Israeli historian and author

Yigal Kipnis (יגאל קיפניס; born October 28, 1949) is an Israeli historian and author.

==Biography==
Yigal Kipnis earned a BSc in civil engineering from the Technion in Haifa (1977), and completed his MA (2003) and PhD (2006) in Land of Israel Studies at Haifa University. He served as a helicopter pilot in the Israeli Air Force for 31 years, of which 26 were in the reserves. Kipnis has lived on Moshav Ma'ale Gamla, an Israeli settlement on the occupied Golan Heights, since 1978.

==Published works==
The Golan Heights: Political History, Settlement and Geography since 1949 (Routledge, 2013): The book presents Kipnis’ research on the settlement landscape in the Golan Heights on the eve of the Six-Day War and documents the rural Jewish settlement process in the Golan following the war, since 1967. Relations between Israel and Syria throughout this period are analyzed.

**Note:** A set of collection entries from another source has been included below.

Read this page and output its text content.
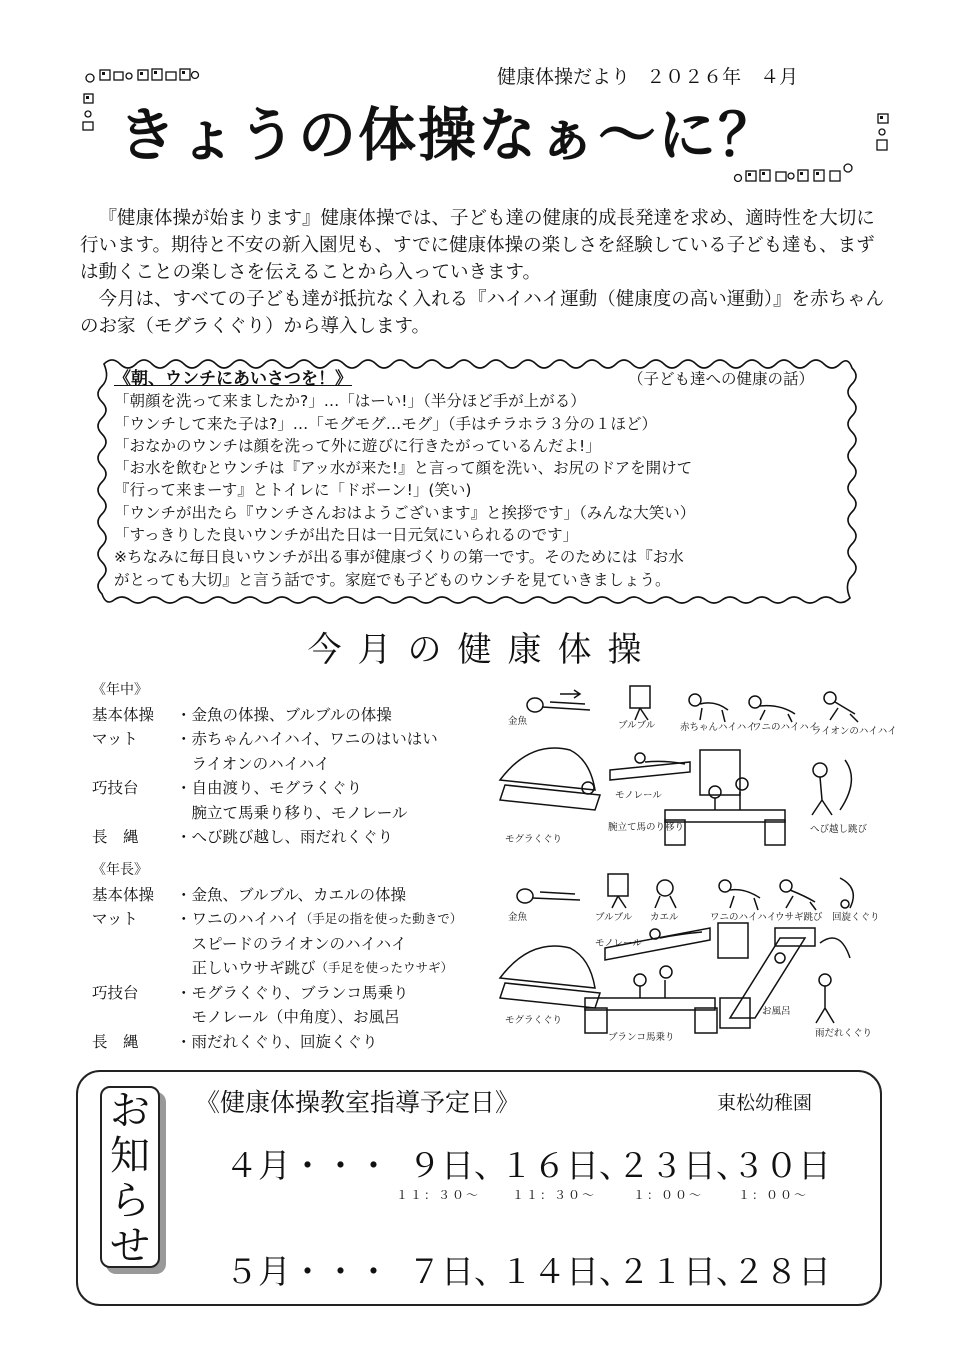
健康体操だより ２０２６年　４月
きょうの体操なぁ〜に？

『健康体操が始まります』健康体操では、子ども達の健康的成長発達を求め、適時性を大切に行います。期待と不安の新入園児も、すでに健康体操の楽しさを経験している子ども達も、まずは動くことの楽しさを伝えることから入っていきます。

今月は、すべての子ども達が抵抗なく入れる『ハイハイ運動（健康度の高い運動）』を赤ちゃんのお家（モグラくぐり）から導入します。

《朝、ウンチにあいさつを！》	（子ども達への健康の話）
「朝顔を洗って来ましたか?」…「はーい!」（半分ほど手が上がる）
「ウンチして来た子は?」…「モグモグ…モグ」（手はチラホラ３分の１ほど）
「おなかのウンチは顔を洗って外に遊びに行きたがっているんだよ!」
「お水を飲むとウンチは『アッ水が来た!』と言って顔を洗い、お尻のドアを開けて
『行って来まーす』とトイレに「ドボーン!」(笑い)
「ウンチが出たら『ウンチさんおはようございます』と挨拶です」（みんな大笑い）
「すっきりした良いウンチが出た日は一日元気にいられるのです」
※ちなみに毎日良いウンチが出る事が健康づくりの第一です。そのためには『お水
がとっても大切』と言う話です。家庭でも子どものウンチを見ていきましょう。
今月の健康体操
《年中》
基本体操	・金魚の体操、ブルブルの体操
マット	・赤ちゃんハイハイ、ワニのはいはい
　ライオンのハイハイ
巧技台	・自由渡り、モグラくぐり
　腕立て馬乗り移り、モノレール
長　縄	・へび跳び越し、雨だれくぐり
《年長》
基本体操	・金魚、ブルブル、カエルの体操
マット	・ワニのハイハイ （手足の指を使った動きで）
　スピードのライオンのハイハイ
　正しいウサギ跳び （手足を使ったウサギ）
巧技台	・モグラくぐり、ブランコ馬乗り
　モノレール（中角度）、お風呂
長　縄	・雨だれくぐり、回旋くぐり
金魚	ブルブル	赤ちゃんハイハイ
ワニのハイハイ
ライオンのハイハイ
モノレール
腕立て馬のり移り
モグラくぐり
へび越し跳び
金魚	ブルブル カエル	ワニのハイハイ
ウサギ跳び 回旋くぐり
モノレール
モグラくぐり
ブランコ馬乗り
お風呂
雨だれくぐり
お
知
ら
せ
《健康体操教室指導予定日》	東松幼稚園
４月・・・ ９日、
１６日、
２３日、
３０日
１１：３０〜	１１：３０〜	１：００〜	１：００〜
５月・・・ ７日、
１４日、
２１日、
２８日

1973: The Road to War (Just World Books, 2013): The book deals with the circumstances leading to the 1973 war and the public discourse about it. In it, Kipnis reveals documentation of secret channels between US Secretary of State Henry Kissinger and the Israeli prime minister, Golda Meir, and between Kissinger and President Sadat of Egypt. Sadat's peace initiative, supported by President Nixon and Kissinger, was rejected by Israel's prime minister, resulting in the outbreak of the 1973 war. The documentation affirms the central role of political considerations and reduces the role of the intelligence failure when examining the factors leading to war.

1982, Lebanon and the Road to War (Routledge, 2025): On June 6, 1982, IDF forces entered Lebanon, ostensibly for a limited operation. In reality, after long and meticulous preparations, Israel launched a full-scale war—one that claimed many lives and shook public trust in decision-makers. Forty years later, the full details of the events and the individuals who led to the Lebanon War are revealed.

Using documents published for the first time in this book, historian Yigal Kipnis lays out the circumstances of the war, the preparations and discussions leading up to and during it, the intricate maneuvers with the U.S. administration and the Christian factions in Lebanon, and, above all, the consistent coordination between Prime Minister Menachem Begin and Defense Minister Ariel Sharon. Begin was not merely dragged along by Sharon’s far-reaching ambitions. The war’s objectives were shaped by his worldview, and he skillfully, shrewdly, and decisively navigated between his principles and his responsibilities as a leader guiding a nation into war and a political struggle over its legitimacy. However, as detailed reports from the U.S. State Department reveal, Begin was also subject to extreme emotional shifts.